À l’origine, le bâtiment est entièrement roman : murs massifs, arcatures régulières, sobriété majestueuse. Mais la construction s’étire sur plus de deux siècles, et l’histoire laisse son empreinte. Au XIIIᵉ et XIVᵉ siècles, les étages supérieurs et la coupole sont achevés dans un style gothique, reconnaissable aux arcs brisés, aux pinacles et à la dentelle sculptée qui anime la façade.
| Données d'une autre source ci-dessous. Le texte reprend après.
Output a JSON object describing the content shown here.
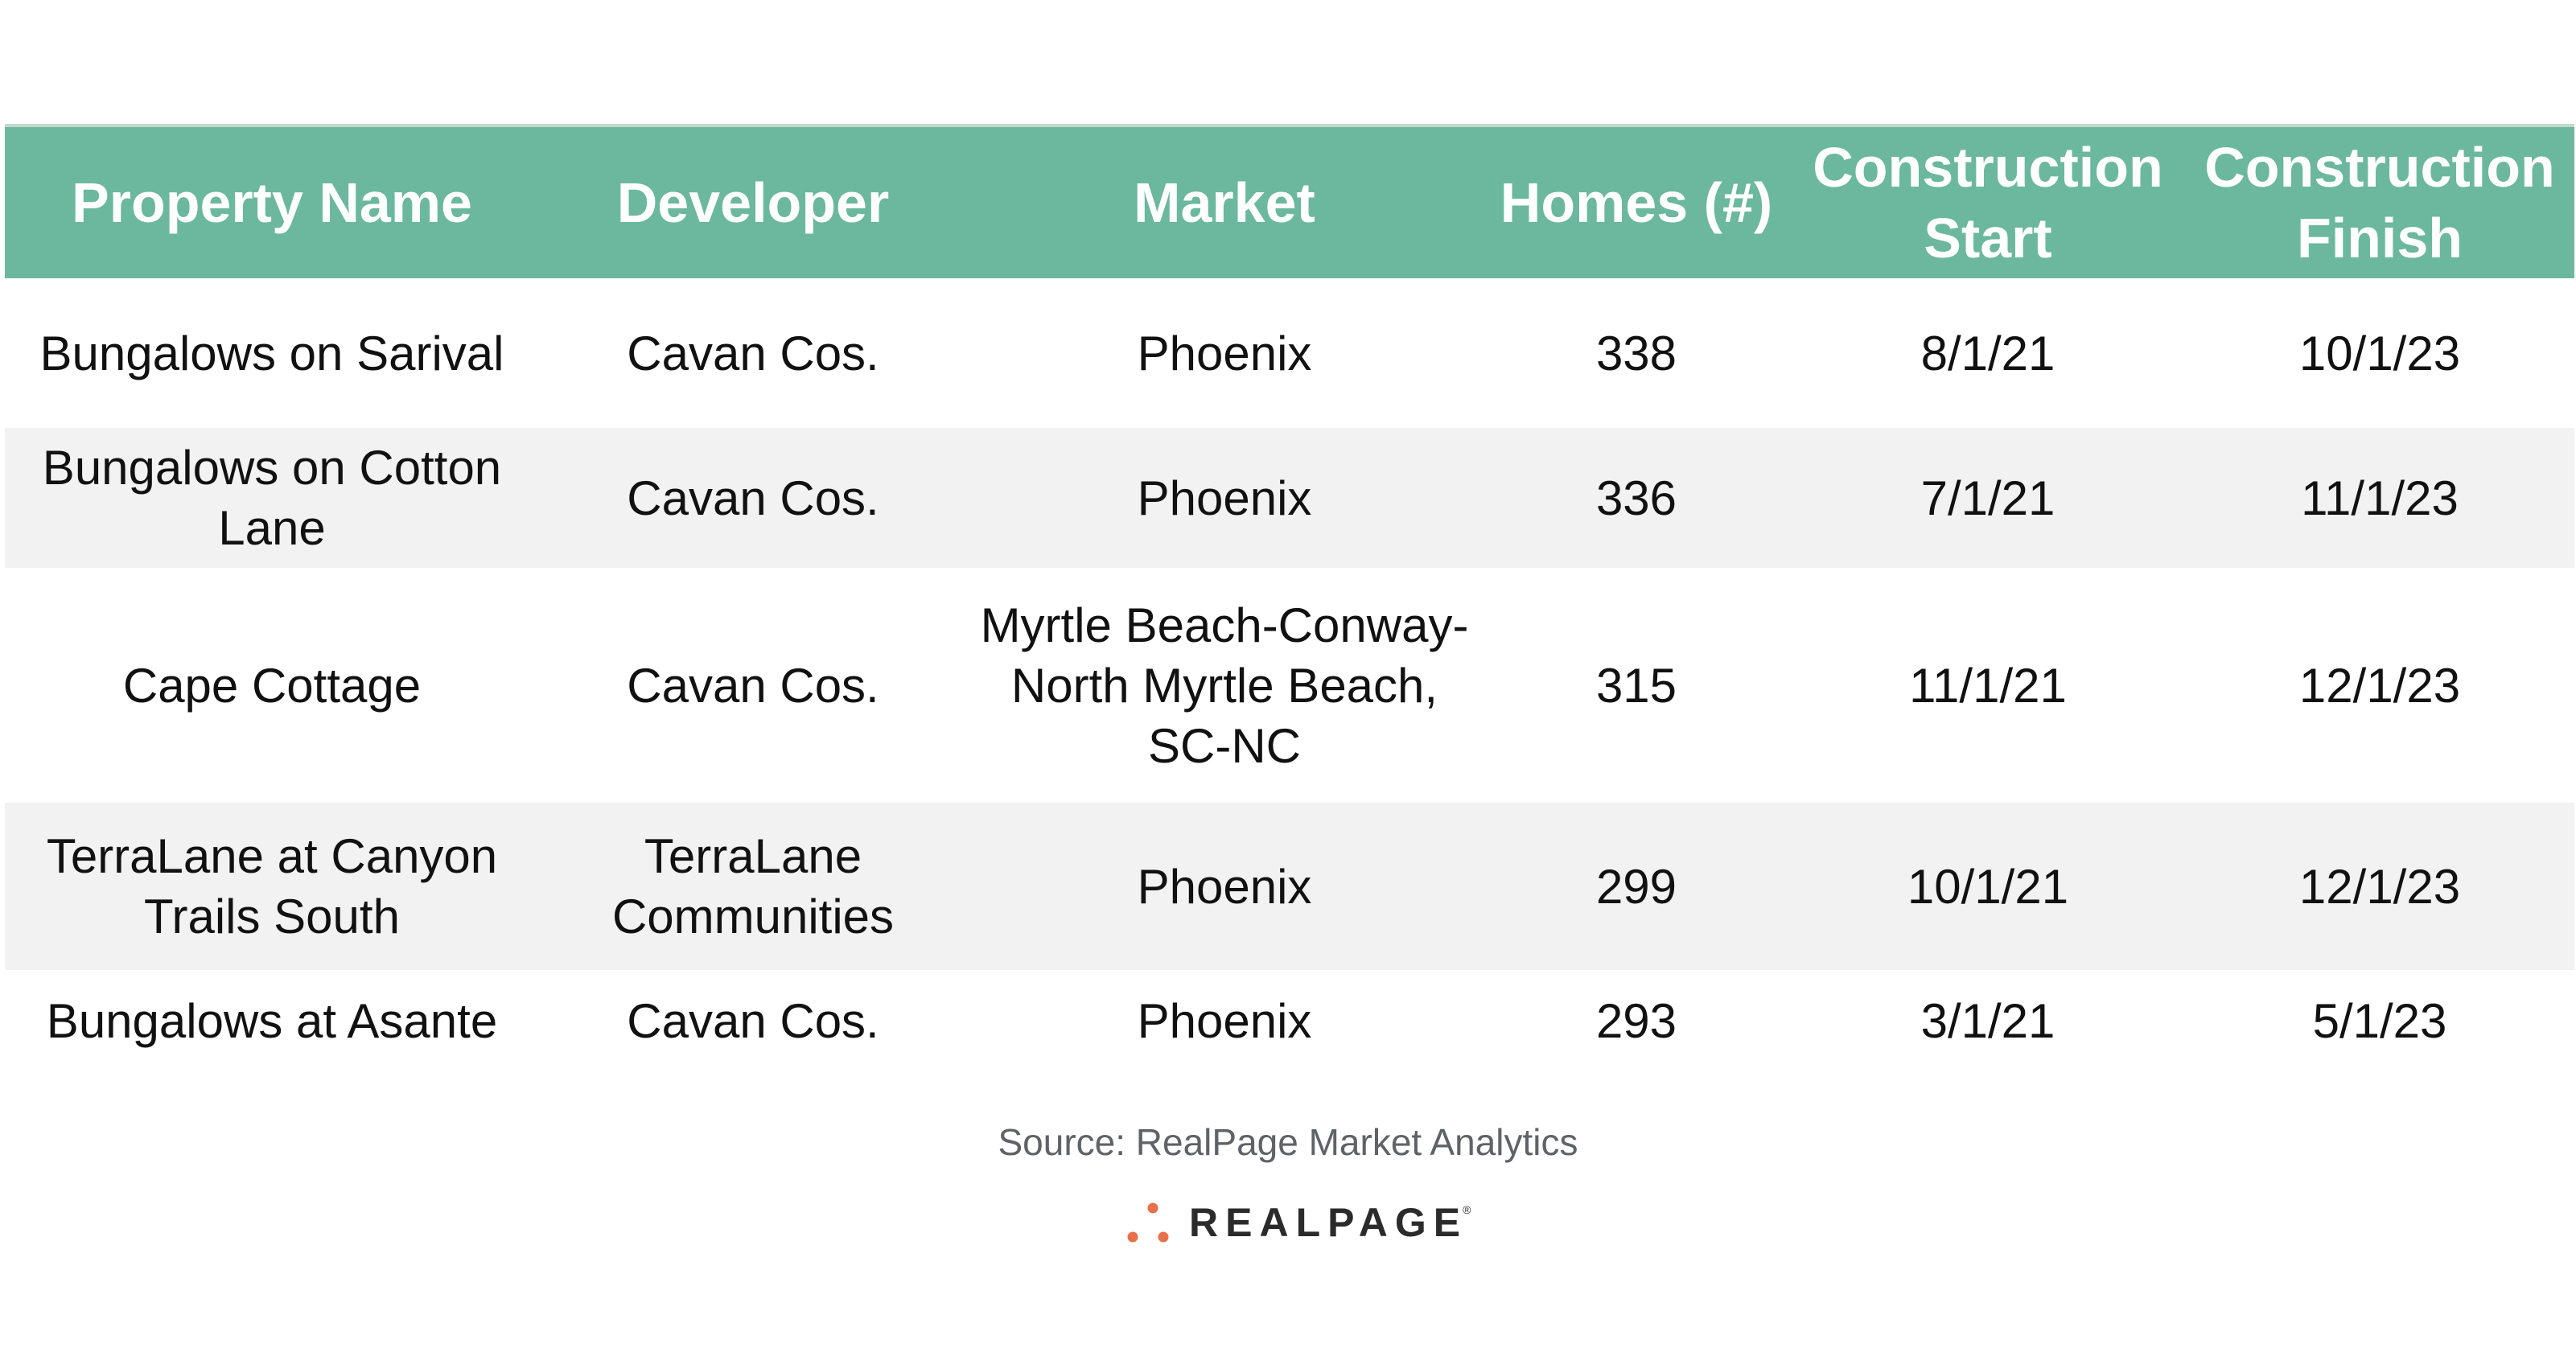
{
  "table": {
    "headers": [
      "Property Name",
      "Developer",
      "Market",
      "Homes (#)",
      "Construction Start",
      "Construction Finish"
    ],
    "rows": [
      [
        "Bungalows on Sarival",
        "Cavan Cos.",
        "Phoenix",
        "338",
        "8/1/21",
        "10/1/23"
      ],
      [
        "Bungalows on Cotton Lane",
        "Cavan Cos.",
        "Phoenix",
        "336",
        "7/1/21",
        "11/1/23"
      ],
      [
        "Cape Cottage",
        "Cavan Cos.",
        "Myrtle Beach-Conway-North Myrtle Beach, SC-NC",
        "315",
        "11/1/21",
        "12/1/23"
      ],
      [
        "TerraLane at Canyon Trails South",
        "TerraLane Communities",
        "Phoenix",
        "299",
        "10/1/21",
        "12/1/23"
      ],
      [
        "Bungalows at Asante",
        "Cavan Cos.",
        "Phoenix",
        "293",
        "3/1/21",
        "5/1/23"
      ]
    ]
  },
  "footer": {
    "source": "Source: RealPage Market Analytics",
    "logo_text": "REALPAGE",
    "logo_trademark": "®"
  },
  "colors": {
    "header_bg": "#6bb89e",
    "header_text": "#ffffff",
    "row_shade": "#f2f2f2",
    "logo_dots": "#e8704a"
  },
  "icons": {
    "logo_mark": "realpage-dots-icon"
  }
}
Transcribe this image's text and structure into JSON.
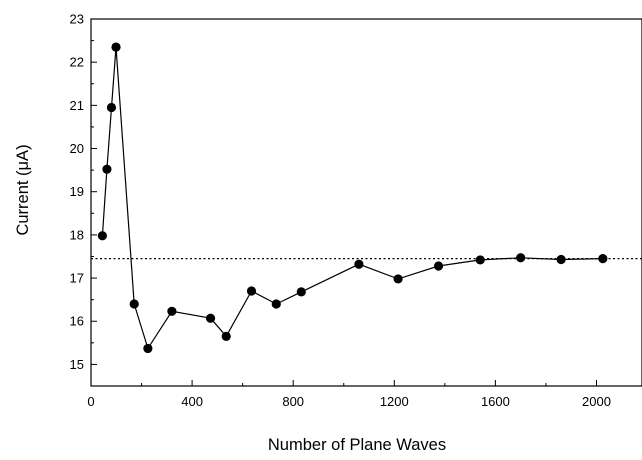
{
  "chart_data": {
    "type": "line",
    "xlabel": "Number of Plane Waves",
    "ylabel": "Current (μA)",
    "xlim": [
      0,
      2180
    ],
    "ylim": [
      14.5,
      23
    ],
    "x_ticks": [
      0,
      400,
      800,
      1200,
      1600,
      2000
    ],
    "x_tick_labels": [
      "0",
      "400",
      "800",
      "1200",
      "1600",
      "2000"
    ],
    "y_ticks": [
      15,
      16,
      17,
      18,
      19,
      20,
      21,
      22,
      23
    ],
    "y_tick_labels": [
      "15",
      "16",
      "17",
      "18",
      "19",
      "20",
      "21",
      "22",
      "23"
    ],
    "grid": false,
    "reference_line": {
      "y": 17.45,
      "style": "dotted"
    },
    "series": [
      {
        "x": [
          45,
          63,
          81,
          99,
          171,
          225,
          320,
          473,
          535,
          635,
          733,
          832,
          1060,
          1215,
          1375,
          1540,
          1700,
          1860,
          2025
        ],
        "y": [
          17.98,
          19.52,
          20.95,
          22.35,
          16.4,
          15.37,
          16.23,
          16.07,
          15.65,
          16.7,
          16.4,
          16.68,
          17.32,
          16.98,
          17.28,
          17.42,
          17.47,
          17.43,
          17.45
        ],
        "marker": "filled-circle",
        "color": "#000000"
      }
    ]
  }
}
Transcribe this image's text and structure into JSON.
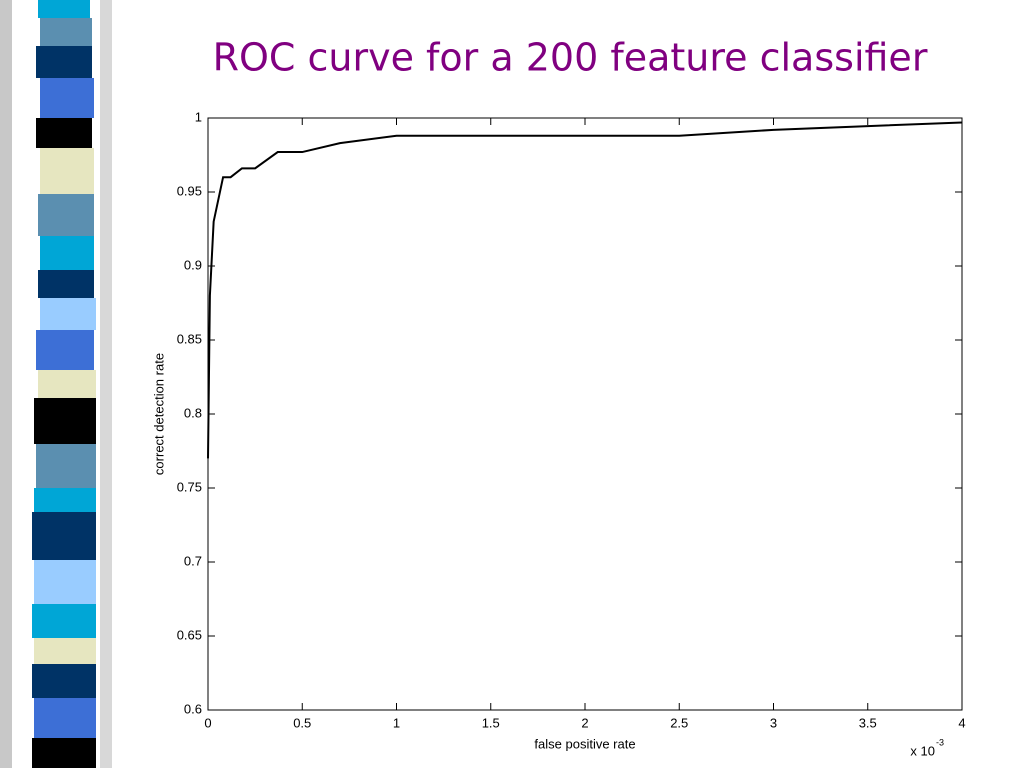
{
  "chart_data": {
    "type": "line",
    "title": "ROC curve for a 200 feature classifier",
    "x_label": "false positive rate",
    "y_label": "correct detection rate",
    "x_multiplier": "x 10",
    "x_exponent": "-3",
    "x": [
      0,
      0.01,
      0.03,
      0.08,
      0.12,
      0.18,
      0.25,
      0.37,
      0.5,
      0.7,
      1,
      2.5,
      3,
      4
    ],
    "series": [
      {
        "color": "#000000",
        "values": [
          0.77,
          0.88,
          0.93,
          0.96,
          0.96,
          0.966,
          0.966,
          0.977,
          0.977,
          0.983,
          0.988,
          0.988,
          0.992,
          0.997
        ]
      }
    ],
    "xlim": [
      0,
      4
    ],
    "xticks": [
      0,
      0.5,
      1,
      1.5,
      2,
      2.5,
      3,
      3.5,
      4
    ],
    "ylim": [
      0.6,
      1
    ],
    "yticks": [
      0.6,
      0.65,
      0.7,
      0.75,
      0.8,
      0.85,
      0.9,
      0.95,
      1
    ],
    "grid": false
  }
}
Le baptistère devient ainsi un dialogue de pierre entre deux styles, où la rigueur romane sert de socle à l’élan gothique. Son plan circulaire, symbole d’éternité et de renaissance, enveloppe un vaste espace intérieur étonnamment lumineux.
Plus grand baptistère d’Italie, il incarne à la fois la foi, la puissance et le raffinement artistique de Pise au Moyen Âge, et demeure aujourd’hui l’un des témoignages les plus éloquents de l’architecture médiévale italienne.